Similarly, there are social network niches for every belief in internet space.  We get a big social reward for being part of a group.

However, you  have probably noticed that if you want to discuss policy or politics, the worst people to talk to are people who strongly identify with a political party and spend a lot of time in the corner of the blogosphere with other like-minded people.

It goes something like this:  you have some opinion; you begin to identify yourself as an __ist; you find other __ists in your personal life and online; you all reinforce each others’ beliefs; when someone presents evidence against your beliefs, it has the effect of ‘rallying the troops’ (you and your __ists bond over trashing the evidence; backfire effect); this all leads to you believing in some difficult-to-defend-outside-of-your-social-circle ideas.

So how do we prevent folie à plusieurs while still getting the social reward?

I think it is best to avoid having strong belief-based identities.  But to the extent that you consider yourself an __ist, it is probably best to not exclusively hang out with other __ists.  For example, feminists are probably better off talking to economists, evolutionary biologists, and moral philosophers, rather than other feminists exclusively (otherwise you end up with stuff like this).

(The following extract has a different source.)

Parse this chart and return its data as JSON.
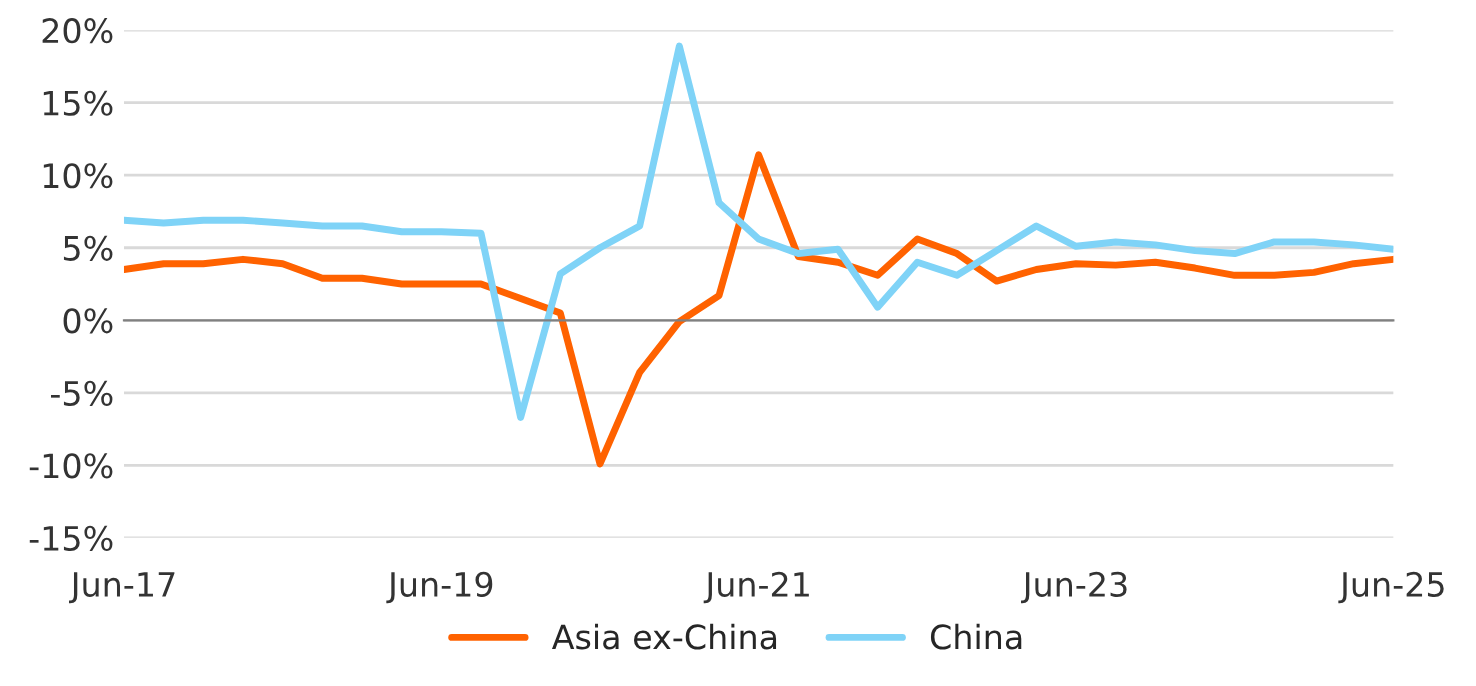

An alternative  is to identify yourself by your interests and not your beliefs.  For example, find a corner of the blogosphere with people who identify as liking to discuss politics, rather than with people who identify with a political party.  Or, find people who identify as liking to discuss the bible, rather than people who identify as christian or atheist. You and your group can be just as passionate about truth seeking in some area as other people are about particular beliefs.